Com isso em vista, este artigo se propõe a analisar o texto de Lucas 24:13 a 43, no qual se pode dizer que Jesus “deu um estudo bíblico” para dois discípulos a caminho de Emaús, pequeno vilarejo localizado a aproximadamente 10 quilômetros de Jerusalém (v. 13). O objetivo desta análise é extrair princípios da pedagogia de Jesus que auxiliem o processo de discipular pessoas por meio do ensino da Bíblia.

O RELATO BÍBLICO

O evangelho de Lucas nos diz que, depois da crucifixão de Cristo, os dois discípulos que caminhavam em direção a Emaús conversavam entre si. Eles estavam tristes pelo que havia acontecido em Jerusalém. Pensavam que Jesus seria o prometido rei que libertaria a nação judaica do jugo estrangeiro (v. 21). Nesse contexto, o verso 15 informa ao leitor que o próprio Jesus Se aproximou dos discípulos, mas eles não O reconheceram; seus olhos estavam encobertos para a verdade (v. 16).
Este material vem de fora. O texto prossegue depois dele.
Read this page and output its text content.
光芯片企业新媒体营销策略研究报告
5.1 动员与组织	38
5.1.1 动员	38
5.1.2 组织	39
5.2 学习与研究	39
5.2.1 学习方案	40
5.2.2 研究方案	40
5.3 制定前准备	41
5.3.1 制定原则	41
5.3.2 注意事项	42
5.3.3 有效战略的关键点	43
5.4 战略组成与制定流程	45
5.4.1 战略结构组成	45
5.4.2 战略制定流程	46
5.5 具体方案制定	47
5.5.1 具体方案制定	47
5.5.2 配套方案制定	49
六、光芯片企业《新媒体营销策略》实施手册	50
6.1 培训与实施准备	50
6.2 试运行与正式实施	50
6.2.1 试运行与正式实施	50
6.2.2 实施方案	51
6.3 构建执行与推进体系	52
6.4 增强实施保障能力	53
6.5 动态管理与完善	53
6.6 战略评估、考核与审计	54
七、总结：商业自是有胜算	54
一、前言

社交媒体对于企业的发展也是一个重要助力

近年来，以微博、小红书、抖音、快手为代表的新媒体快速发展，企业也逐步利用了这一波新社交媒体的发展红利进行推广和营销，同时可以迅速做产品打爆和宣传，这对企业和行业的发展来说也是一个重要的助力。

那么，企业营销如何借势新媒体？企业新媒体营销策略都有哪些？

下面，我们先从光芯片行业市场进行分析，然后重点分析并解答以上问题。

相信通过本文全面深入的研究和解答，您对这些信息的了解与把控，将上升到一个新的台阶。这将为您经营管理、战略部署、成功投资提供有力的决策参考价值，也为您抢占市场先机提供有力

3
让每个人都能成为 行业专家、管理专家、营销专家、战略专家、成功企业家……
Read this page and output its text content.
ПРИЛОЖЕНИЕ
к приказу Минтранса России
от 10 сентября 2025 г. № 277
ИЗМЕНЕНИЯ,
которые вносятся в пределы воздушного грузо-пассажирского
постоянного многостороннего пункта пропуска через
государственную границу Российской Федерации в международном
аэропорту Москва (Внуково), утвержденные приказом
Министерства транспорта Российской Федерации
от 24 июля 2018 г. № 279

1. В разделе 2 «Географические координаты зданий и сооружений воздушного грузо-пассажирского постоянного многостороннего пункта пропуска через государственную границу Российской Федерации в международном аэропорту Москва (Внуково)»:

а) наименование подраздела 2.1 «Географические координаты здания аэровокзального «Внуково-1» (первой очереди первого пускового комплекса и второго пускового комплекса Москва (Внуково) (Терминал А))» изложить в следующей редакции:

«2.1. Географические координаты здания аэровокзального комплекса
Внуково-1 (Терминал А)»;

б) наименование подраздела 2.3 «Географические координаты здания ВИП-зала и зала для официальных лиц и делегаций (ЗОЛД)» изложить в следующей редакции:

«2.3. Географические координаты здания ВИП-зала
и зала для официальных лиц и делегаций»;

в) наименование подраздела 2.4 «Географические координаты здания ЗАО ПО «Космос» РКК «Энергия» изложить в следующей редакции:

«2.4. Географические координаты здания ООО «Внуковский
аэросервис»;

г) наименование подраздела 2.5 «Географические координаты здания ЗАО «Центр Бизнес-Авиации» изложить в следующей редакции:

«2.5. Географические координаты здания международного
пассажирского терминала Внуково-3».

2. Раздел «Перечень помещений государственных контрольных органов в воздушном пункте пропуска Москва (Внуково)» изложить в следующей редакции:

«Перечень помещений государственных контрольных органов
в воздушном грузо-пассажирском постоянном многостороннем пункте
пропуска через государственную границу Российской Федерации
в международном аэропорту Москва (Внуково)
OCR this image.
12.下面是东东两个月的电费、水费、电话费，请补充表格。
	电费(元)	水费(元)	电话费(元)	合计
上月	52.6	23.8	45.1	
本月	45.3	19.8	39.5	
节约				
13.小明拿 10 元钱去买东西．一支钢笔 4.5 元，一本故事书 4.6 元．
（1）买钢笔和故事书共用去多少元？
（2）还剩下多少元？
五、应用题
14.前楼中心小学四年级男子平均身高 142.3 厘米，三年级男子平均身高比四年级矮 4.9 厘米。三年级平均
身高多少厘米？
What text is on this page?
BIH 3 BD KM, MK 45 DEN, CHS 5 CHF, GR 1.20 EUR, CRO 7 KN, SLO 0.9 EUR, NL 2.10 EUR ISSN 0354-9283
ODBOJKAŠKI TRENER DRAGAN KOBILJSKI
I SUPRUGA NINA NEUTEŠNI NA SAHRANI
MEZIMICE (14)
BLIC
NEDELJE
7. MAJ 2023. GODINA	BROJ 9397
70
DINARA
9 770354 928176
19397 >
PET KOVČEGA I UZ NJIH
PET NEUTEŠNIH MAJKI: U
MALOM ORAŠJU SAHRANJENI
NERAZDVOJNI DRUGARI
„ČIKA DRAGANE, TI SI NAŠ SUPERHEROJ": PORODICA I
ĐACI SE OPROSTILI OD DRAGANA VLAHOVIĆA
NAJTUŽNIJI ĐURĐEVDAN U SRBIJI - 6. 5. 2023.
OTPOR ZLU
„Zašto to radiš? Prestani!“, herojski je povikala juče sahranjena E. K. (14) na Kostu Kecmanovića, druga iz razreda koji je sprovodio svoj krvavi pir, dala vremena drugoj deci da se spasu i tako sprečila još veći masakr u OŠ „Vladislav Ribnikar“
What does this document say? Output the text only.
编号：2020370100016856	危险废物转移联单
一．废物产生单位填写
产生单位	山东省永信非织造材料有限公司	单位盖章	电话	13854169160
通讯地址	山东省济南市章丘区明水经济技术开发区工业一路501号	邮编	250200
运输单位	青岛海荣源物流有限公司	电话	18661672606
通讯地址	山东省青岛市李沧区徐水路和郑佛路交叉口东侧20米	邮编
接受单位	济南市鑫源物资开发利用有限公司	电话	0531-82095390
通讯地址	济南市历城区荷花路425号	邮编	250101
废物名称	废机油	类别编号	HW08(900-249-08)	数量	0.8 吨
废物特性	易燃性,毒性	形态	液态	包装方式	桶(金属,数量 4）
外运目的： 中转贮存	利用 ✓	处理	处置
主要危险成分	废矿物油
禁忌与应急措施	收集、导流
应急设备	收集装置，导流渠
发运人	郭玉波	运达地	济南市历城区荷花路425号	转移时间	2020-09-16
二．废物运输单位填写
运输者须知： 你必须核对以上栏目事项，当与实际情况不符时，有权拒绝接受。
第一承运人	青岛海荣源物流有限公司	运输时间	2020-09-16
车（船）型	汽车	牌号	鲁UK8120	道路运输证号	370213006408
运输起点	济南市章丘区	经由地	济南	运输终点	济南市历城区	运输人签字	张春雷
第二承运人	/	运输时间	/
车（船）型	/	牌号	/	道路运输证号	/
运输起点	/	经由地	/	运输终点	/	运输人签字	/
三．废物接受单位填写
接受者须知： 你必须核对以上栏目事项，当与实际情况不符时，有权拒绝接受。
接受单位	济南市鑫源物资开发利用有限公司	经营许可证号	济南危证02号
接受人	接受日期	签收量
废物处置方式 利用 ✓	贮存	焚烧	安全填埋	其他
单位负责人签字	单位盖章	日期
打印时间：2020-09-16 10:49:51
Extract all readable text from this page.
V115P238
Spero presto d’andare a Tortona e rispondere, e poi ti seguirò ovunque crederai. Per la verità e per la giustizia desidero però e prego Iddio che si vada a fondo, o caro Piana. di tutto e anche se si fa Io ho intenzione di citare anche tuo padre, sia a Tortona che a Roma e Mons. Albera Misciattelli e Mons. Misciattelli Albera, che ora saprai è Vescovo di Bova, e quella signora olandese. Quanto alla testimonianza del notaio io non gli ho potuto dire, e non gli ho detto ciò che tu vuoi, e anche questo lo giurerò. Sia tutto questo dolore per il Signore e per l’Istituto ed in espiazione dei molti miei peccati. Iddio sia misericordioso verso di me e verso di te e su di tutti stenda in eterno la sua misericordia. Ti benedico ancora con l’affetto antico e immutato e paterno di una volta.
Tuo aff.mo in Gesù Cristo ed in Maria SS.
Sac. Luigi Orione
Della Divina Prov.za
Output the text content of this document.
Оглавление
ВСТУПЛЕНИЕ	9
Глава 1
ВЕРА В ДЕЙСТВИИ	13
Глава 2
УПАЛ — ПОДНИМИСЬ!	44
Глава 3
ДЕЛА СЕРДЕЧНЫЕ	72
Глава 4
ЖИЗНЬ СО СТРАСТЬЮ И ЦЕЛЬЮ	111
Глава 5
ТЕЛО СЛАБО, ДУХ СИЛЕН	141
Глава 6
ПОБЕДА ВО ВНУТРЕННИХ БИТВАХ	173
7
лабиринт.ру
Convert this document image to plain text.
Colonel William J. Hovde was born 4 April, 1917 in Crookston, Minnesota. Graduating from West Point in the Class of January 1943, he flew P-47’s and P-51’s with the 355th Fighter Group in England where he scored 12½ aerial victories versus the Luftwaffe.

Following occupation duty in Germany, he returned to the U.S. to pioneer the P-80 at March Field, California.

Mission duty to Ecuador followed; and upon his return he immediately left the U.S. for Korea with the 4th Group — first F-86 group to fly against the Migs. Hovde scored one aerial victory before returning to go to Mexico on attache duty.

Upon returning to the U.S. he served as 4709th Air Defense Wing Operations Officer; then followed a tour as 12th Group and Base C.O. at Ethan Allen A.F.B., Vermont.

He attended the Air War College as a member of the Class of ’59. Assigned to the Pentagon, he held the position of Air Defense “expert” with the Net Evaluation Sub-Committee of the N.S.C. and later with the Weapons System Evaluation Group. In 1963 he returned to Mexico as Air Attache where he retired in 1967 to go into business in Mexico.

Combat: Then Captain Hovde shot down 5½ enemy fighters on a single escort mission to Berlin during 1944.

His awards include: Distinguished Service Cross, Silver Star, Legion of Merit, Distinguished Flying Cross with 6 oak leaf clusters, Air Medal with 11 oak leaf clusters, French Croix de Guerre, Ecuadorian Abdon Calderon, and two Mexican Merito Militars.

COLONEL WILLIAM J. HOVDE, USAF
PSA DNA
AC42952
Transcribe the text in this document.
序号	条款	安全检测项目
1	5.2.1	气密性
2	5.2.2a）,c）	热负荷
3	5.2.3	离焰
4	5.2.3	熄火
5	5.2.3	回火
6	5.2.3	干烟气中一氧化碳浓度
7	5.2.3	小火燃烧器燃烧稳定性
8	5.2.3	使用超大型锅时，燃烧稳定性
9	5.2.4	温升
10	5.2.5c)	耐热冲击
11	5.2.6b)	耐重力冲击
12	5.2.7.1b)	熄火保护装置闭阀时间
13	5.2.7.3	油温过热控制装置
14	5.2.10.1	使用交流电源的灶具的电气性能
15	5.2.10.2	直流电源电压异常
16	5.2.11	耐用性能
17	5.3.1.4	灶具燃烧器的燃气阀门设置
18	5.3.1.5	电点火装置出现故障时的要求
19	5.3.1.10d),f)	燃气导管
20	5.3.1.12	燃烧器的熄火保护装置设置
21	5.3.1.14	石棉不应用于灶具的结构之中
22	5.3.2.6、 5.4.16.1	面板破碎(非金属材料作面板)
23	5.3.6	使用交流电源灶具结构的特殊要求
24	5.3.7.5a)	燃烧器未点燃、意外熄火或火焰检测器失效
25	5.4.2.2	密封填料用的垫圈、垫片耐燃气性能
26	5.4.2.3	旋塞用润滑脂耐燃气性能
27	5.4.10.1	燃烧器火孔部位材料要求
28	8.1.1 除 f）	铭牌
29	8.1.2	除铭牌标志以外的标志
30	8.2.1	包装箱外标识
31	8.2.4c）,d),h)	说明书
Como um instrutor bíblico de sucesso, a primeira coisa que Jesus fez foi uma pergunta: “O que é que vocês estão discutindo pelo caminho?” (v. 17). Cabisbaixos, os dois pararam, e Cleopas, um deles, respondeu: “Será que você é o único que esteve em ­Jerusalém e não sabe o que aconteceu lá, nestes últimos dias?” (v. 18).

Depois de fazer outra pergunta e ouvir a opinião dos discípulos, Jesus os repreendeu pela dureza de coração. Ele, então, passou a lhes ensinar tudo o que a Bíblia dizia sobre a missão e a identidade do Messias, desde os livros de Moisés até a literatura profética (v. 25-27). Em outras palavras, Cristo apresentou a eles uma visão geral do papel do Messias segundo as Escrituras hebraicas, isto é, o Antigo Testamento.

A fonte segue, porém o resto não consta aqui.